Now, before I start talking about how the construction industry is becoming more environmentally friendly, I just wanted to make it clear that I am aware that some politicians have a vested interest in the companies who produce the products. It would therefore be in their own financial interest to make sure that new regulations are passed to ensure that the companies in question receive more business. However, these writings are not politically motivated, therefore that little disclaimer, if you like, is all I will say about that subject.
So on a more positive note… Generally speaking the controls being put in place over construction projects are becoming much greener, both in terms of the planning and process of the build itself, even extending to many new “eco-friendly homes” now being built across the country. In fact from what I’ve been reading in the press for the last few years, the companies providing home insulation, solar panels and such like are the only ones who have lasted through the recession with any degree of success.
The whole planning process for developments has become more stringent of late too, not in respect of where the houses are actually built, which is another argument altogether, but certainly in respect of prior monitoring for endangered species or fauna and their preservation if found. Interestingly the onus of these decisions is now made on a more local level, meaning that local people are more likely to become involved and potentially highlight any plants or species in the area which could need protecting.
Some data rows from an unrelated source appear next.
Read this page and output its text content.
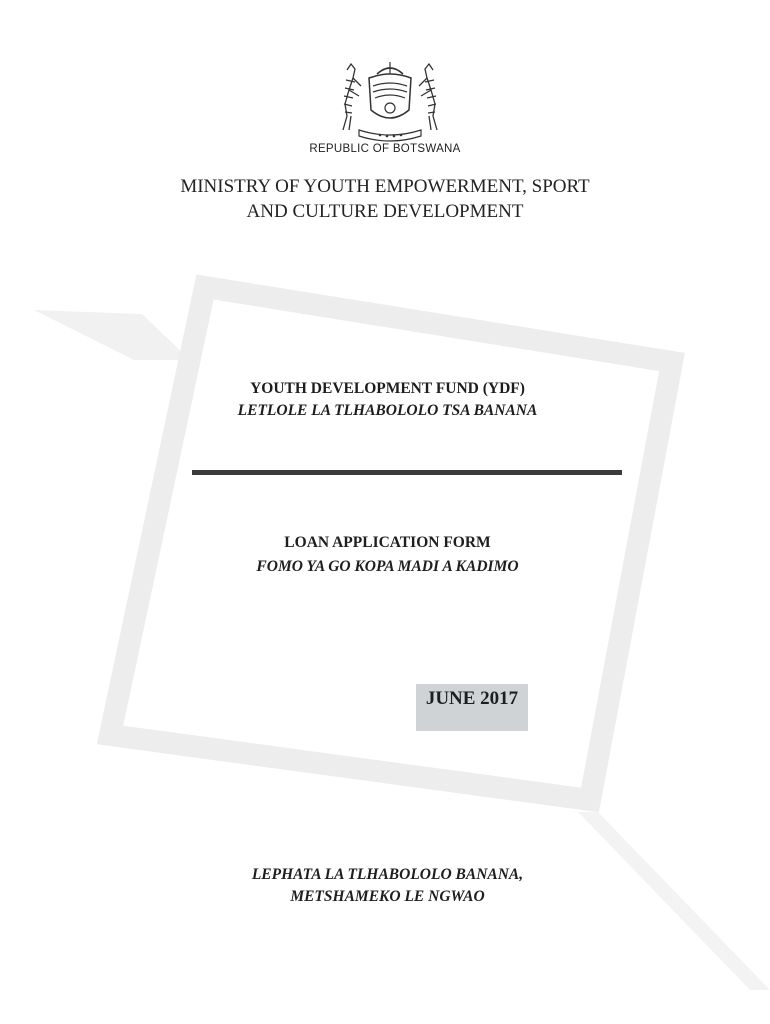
REPUBLIC OF BOTSWANA
MINISTRY OF YOUTH EMPOWERMENT, SPORT
AND CULTURE DEVELOPMENT
YOUTH DEVELOPMENT FUND (YDF)
LETLOLE LA TLHABOLOLO TSA BANANA
LOAN APPLICATION FORM
FOMO YA GO KOPA MADI A KADIMO
JUNE 2017
LEPHATA LA TLHABOLOLO BANANA,
METSHAMEKO LE NGWAO
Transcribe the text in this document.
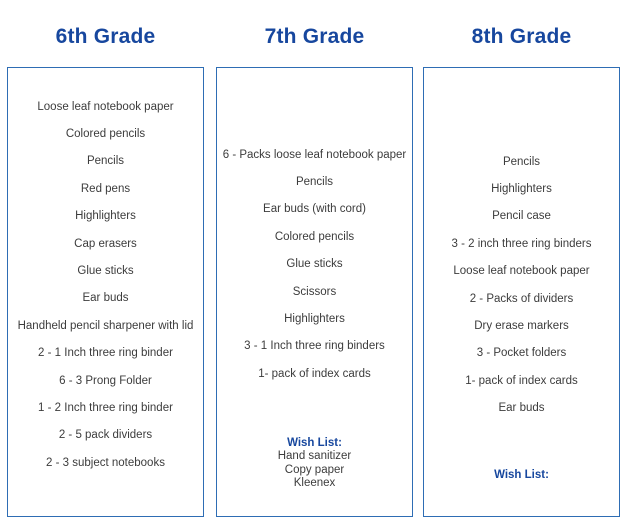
6th Grade
Loose leaf notebook paper
Colored pencils
Pencils
Red pens
Highlighters
Cap erasers
Glue sticks
Ear buds
Handheld pencil sharpener with lid
2 - 1 Inch three ring binder
6 - 3 Prong Folder
1 - 2 Inch three ring binder
2 - 5 pack dividers
2 - 3 subject notebooks
7th Grade
6 - Packs loose leaf notebook paper
Pencils
Ear buds (with cord)
Colored pencils
Glue sticks
Scissors
Highlighters
3 - 1 Inch three ring binders
1- pack of index cards
Wish List:
Hand sanitizer
Copy paper
Kleenex
8th Grade
Pencils
Highlighters
Pencil case
3 - 2 inch three ring binders
Loose leaf notebook paper
2 - Packs of dividers
Dry erase markers
3 - Pocket folders
1- pack of index cards
Ear buds
Wish List:
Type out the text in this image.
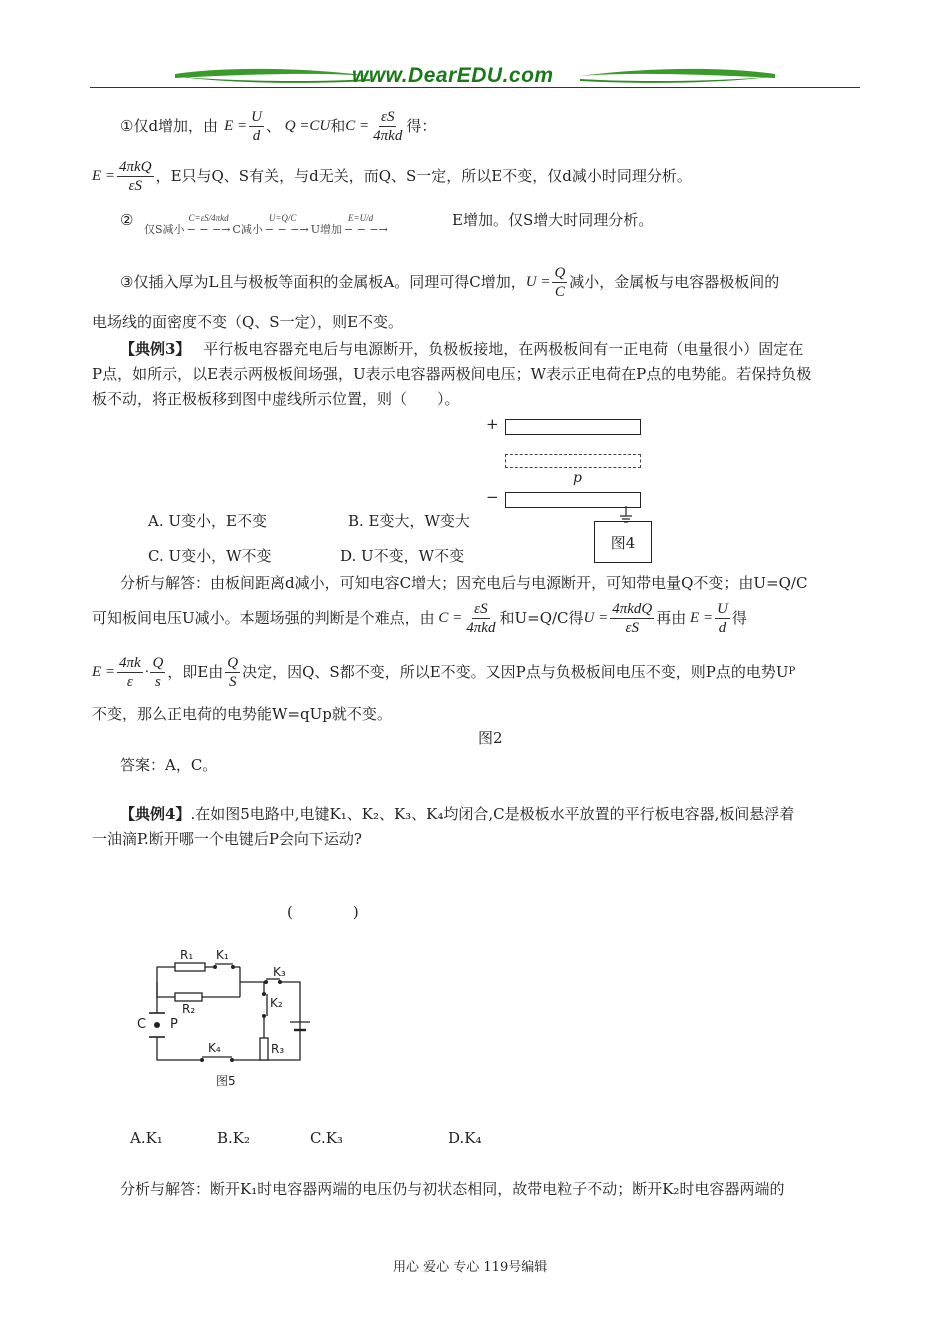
www.DearEDU.com
① 仅d增加，由 $E = \frac{U}{d}$ 、 Q =CU 和 $C = \frac{\varepsilon S}{\text{4πkd}}$ 得：
$E = \frac{\text{4πkQ}}{\varepsilon S}$ ，E只与Q、S有关，与d无关，而Q、S一定，所以E不变，仅d减小时同理分析。
②
仅S减小 − − −→
C=εS/4πkd
C减小 − − −→
U=Q/C
U增加 − − −→
E=U/d	E增加。仅S增大时同理分析。
③ 仅插入厚为L且与极板等面积的金属板A。同理可得C增加， $U = \frac{Q}{C}$ 减小，金属板与电容器极板间的
电场线的面密度不变（Q、S一定），则E不变。
【典例3】 平行板电容器充电后与电源断开，负极板接地，在两极板间有一正电荷（电量很小）固定在
P点，如所示，以E表示两极板间场强，U表示电容器两极间电压；W表示正电荷在P点的电势能。若保持负极
板不动，将正极板移到图中虚线所示位置，则（　　）。
+
p
−
图4
A. U变小，E不变	B. E变大，W变大
C. U变小，W不变	D. U不变，W不变
分析与解答：由板间距离d减小，可知电容C增大；因充电后与电源断开，可知带电量Q不变；由U=Q/C
可知板间电压U减小。本题场强的判断是个难点，由 $C = \frac{\varepsilon S}{\text{4πkd}}$ 和U=Q/C得 $U = \frac{\text{4πkdQ}}{\varepsilon S}$ 再由 $E = \frac{U}{d}$ 得
$E = \frac{4\pi k}{\varepsilon} \cdot \frac{Q}{s}$ ，即E由 $\frac{Q}{S}$ 决定，因Q、S都不变，所以E不变。又因P点与负极板间电压不变，则P点的电势U P
不变，那么正电荷的电势能W=qUp就不变。
图2
答案：A，C。
【典例4】.在如图5电路中,电键K₁、K₂、K₃、K₄均闭合,C是极板水平放置的平行板电容器,板间悬浮着
一油滴P.断开哪一个电键后P会向下运动?
(　　　　)
R₁ K₁
R₂
K₃
K₂
R₃
C P
K₄
图5
A.K₁	B.K₂	C.K₃	D.K₄
分析与解答：断开K₁时电容器两端的电压仍与初状态相同，故带电粒子不动；断开K₂时电容器两端的
用心 爱心 专心 119号编辑
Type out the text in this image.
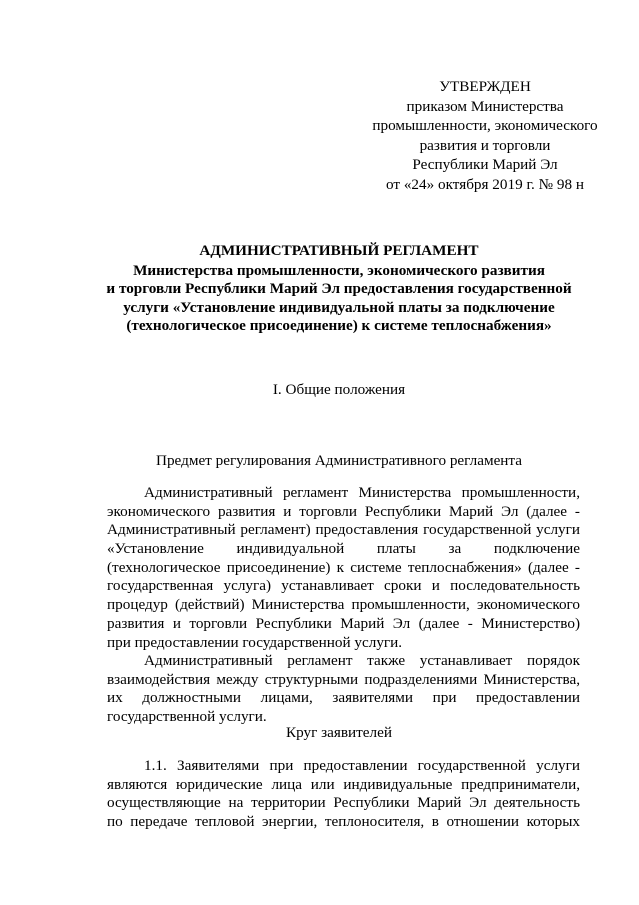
УТВЕРЖДЕН
приказом Министерства
промышленности, экономического
развития и торговли
Республики Марий Эл
от «24» октября 2019 г. № 98 н
АДМИНИСТРАТИВНЫЙ РЕГЛАМЕНТ
Министерства промышленности, экономического развития
и торговли Республики Марий Эл предоставления государственной
услуги «Установление индивидуальной платы за подключение
(технологическое присоединение) к системе теплоснабжения»
I. Общие положения
Предмет регулирования Административного регламента
Административный регламент Министерства промышленности,
экономического развития и торговли Республики Марий Эл (далее -
Административный регламент) предоставления государственной услуги
«Установление индивидуальной платы за подключение
(технологическое присоединение) к системе теплоснабжения» (далее -
государственная услуга) устанавливает сроки и последовательность
процедур (действий) Министерства промышленности, экономического
развития и торговли Республики Марий Эл (далее - Министерство)
при предоставлении государственной услуги.
Административный регламент также устанавливает порядок
взаимодействия между структурными подразделениями Министерства,
их должностными лицами, заявителями при предоставлении
государственной услуги.
Круг заявителей
1.1. Заявителями при предоставлении государственной услуги
являются юридические лица или индивидуальные предприниматели,
осуществляющие на территории Республики Марий Эл деятельность
по передаче тепловой энергии, теплоносителя, в отношении которых
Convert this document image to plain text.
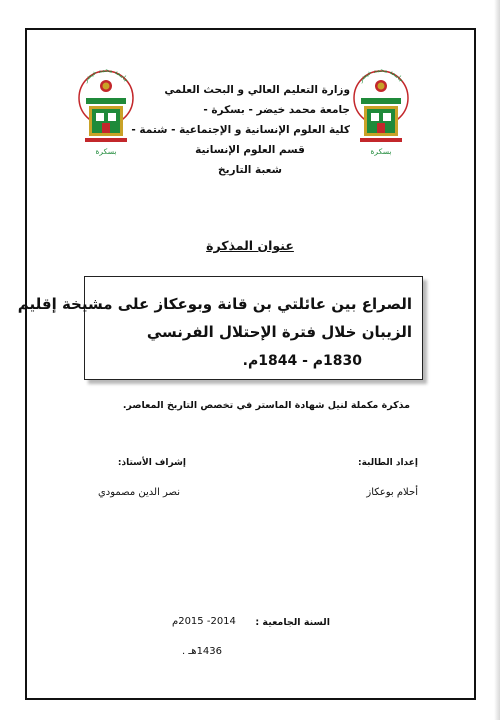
جامعة محمد خيضر
بسكرة
جامعة محمد خيضر
بسكرة
وزارة التعليم العالي و البحث العلمي
جامعة محمد خيضر - بسكرة -
كلية العلوم الإنسانية و الإجتماعية - شتمة -
قسم العلوم الإنسانية
شعبة التاريخ
عنوان المذكرة
الصراع بين عائلتي بن قانة وبوعكاز على مشيخة إقليم
الزيبان خلال فترة الإحتلال الفرنسي
1830م - 1844م.
مذكرة مكملة لنيل شهادة الماستر في تخصص التاريخ المعاصر.
إعداد الطالبة:
إشراف الأستاذ:
أحلام بوعكاز
نصر الدين مصمودي
السنة الجامعية :
2014- 2015م
1436هـ .
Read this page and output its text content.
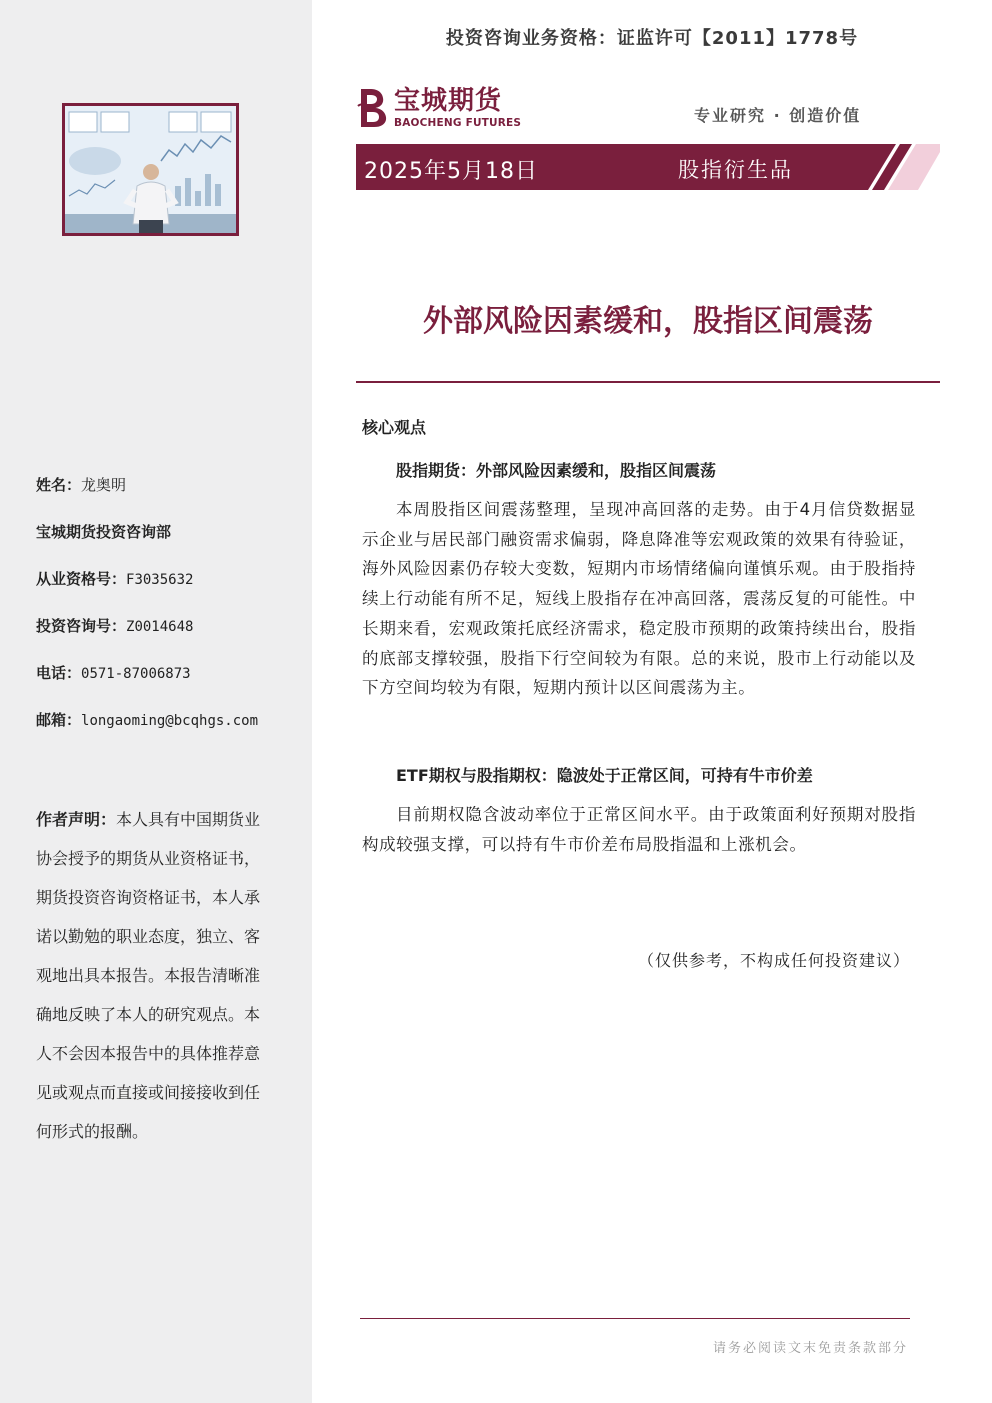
姓名：龙奥明
宝城期货投资咨询部
从业资格号：F3035632
投资咨询号：Z0014648
电话：0571-87006873
邮箱：longaoming@bcqhgs.com
作者声明：本人具有中国期货业协会授予的期货从业资格证书，期货投资咨询资格证书，本人承诺以勤勉的职业态度，独立、客观地出具本报告。本报告清晰准确地反映了本人的研究观点。本人不会因本报告中的具体推荐意见或观点而直接或间接接收到任何形式的报酬。
投资咨询业务资格：证监许可【2011】1778号
宝城期货
BAOCHENG FUTURES	专业研究 · 创造价值
2025年5月18日	股指衍生品
外部风险因素缓和，股指区间震荡
核心观点
股指期货：外部风险因素缓和，股指区间震荡
本周股指区间震荡整理，呈现冲高回落的走势。由于4月信贷数据显示企业与居民部门融资需求偏弱，降息降准等宏观政策的效果有待验证，海外风险因素仍存较大变数，短期内市场情绪偏向谨慎乐观。由于股指持续上行动能有所不足，短线上股指存在冲高回落，震荡反复的可能性。中长期来看，宏观政策托底经济需求，稳定股市预期的政策持续出台，股指的底部支撑较强，股指下行空间较为有限。总的来说，股市上行动能以及下方空间均较为有限，短期内预计以区间震荡为主。
ETF期权与股指期权：隐波处于正常区间，可持有牛市价差
目前期权隐含波动率位于正常区间水平。由于政策面利好预期对股指构成较强支撑，可以持有牛市价差布局股指温和上涨机会。
（仅供参考，不构成任何投资建议）
请务必阅读文末免责条款部分
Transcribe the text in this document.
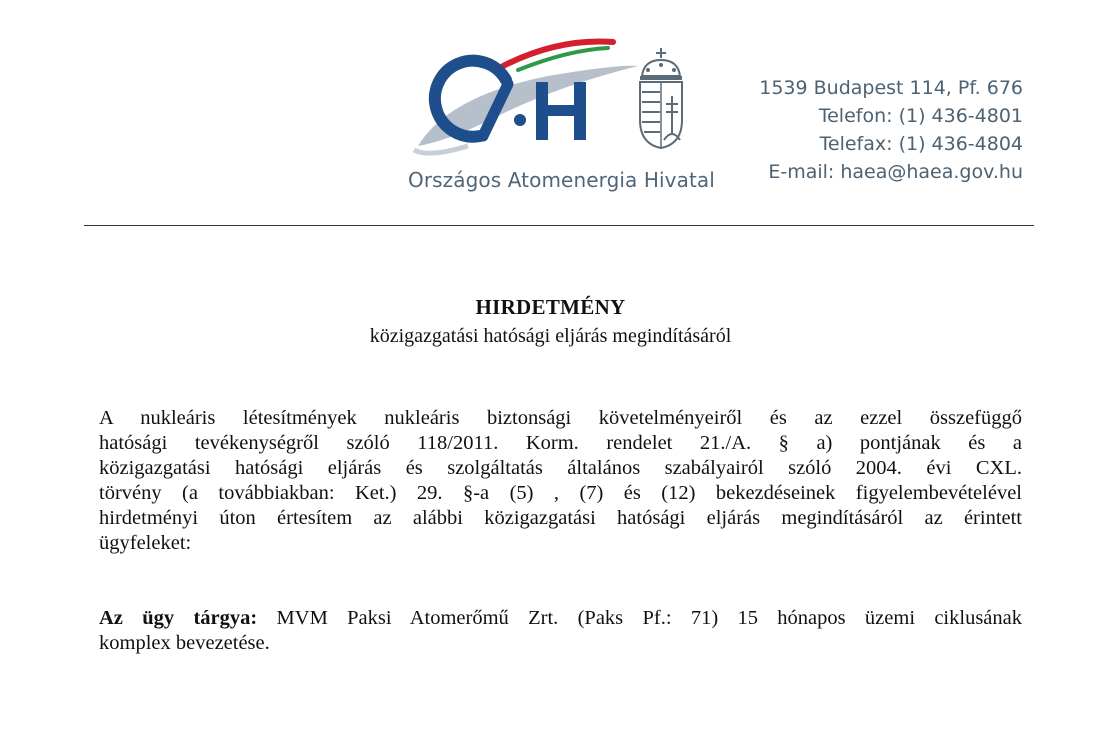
Országos Atomenergia Hivatal
1539 Budapest 114, Pf. 676
Telefon: (1) 436-4801
Telefax: (1) 436-4804
E-mail: haea@haea.gov.hu
HIRDETMÉNY
közigazgatási hatósági eljárás megindításáról
A nukleáris létesítmények nukleáris biztonsági követelményeiről és az ezzel összefüggő
hatósági tevékenységről szóló 118/2011. Korm. rendelet 21./A. § a) pontjának és a
közigazgatási hatósági eljárás és szolgáltatás általános szabályairól szóló 2004. évi CXL.
törvény (a továbbiakban: Ket.) 29. §-a (5) , (7) és (12) bekezdéseinek figyelembevételével
hirdetményi úton értesítem az alábbi közigazgatási hatósági eljárás megindításáról az érintett
ügyfeleket:
Az ügy tárgya: MVM Paksi Atomerőmű Zrt. (Paks Pf.: 71) 15 hónapos üzemi ciklusának
komplex bevezetése.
In addition, the trend towards timber frames is making a return, to be fair it came about the first time around due to lack of options, i.e. back when windows and doors were first put in wood was the only suitable material available. Since then we have had a trend towards aluminium back in the 70′s, then the UPVC revolution, but more recently people seem to be keen to return to the aesthetic appeal and practical insulation properties of wooden frames, with many companies offering these as their main products. Obviously wood is only an ecologically viable option if it’s suitably sourced and the stocks maintained, but the bigger picture of planting forests (albeit those which will later be cut down and replaced again) can only be a good thing for our planet.
Something rarely considered by home owners is water leaks, well, that is until you experience one of course! but something which is being fitted to many commercial buildings and tower blocks is a water monitoring system which can detect a leak and prevent less obvious leaks becoming a big problem. I would imagine this kind of technology was developed by the water utilities companies for tracking how much water is lost through the network every year, although based on the latest statistics of water loss it’s said to be a quater of everything which runs through their pipes, so if indeeed it is monitored that closely they must seldom be taken any notice of and even less frequently acted upon! It seems that leak detecting systems are relatively cheap in comparison to the damage a serious leak can cause, both above or below ground, so perhaps in the future they will become much more commonplace. I do find it somewhat ironic that water bills are steadily rising while 25% of water is lost through leaks, it’s also rather shocking that water conservation is not given a much higher priority in a world where drought is becoming ever more commonplace worldwide, and even here in the UK we suffer from hosepipe bans every couple of years. Perhaps adequate leak detection and maintenance would resolve the problem?
My personal favorite green issue in construction is actually a much broader topic, it being the overall energy performance of buildings, as these are gradually being tightened, so all industries involved in and supplying to the construction industry must improve their offerings. If these regulations could be taken to a high enough level so all new buildings would be more efficient for the homeowners and friendlier to our planet long term.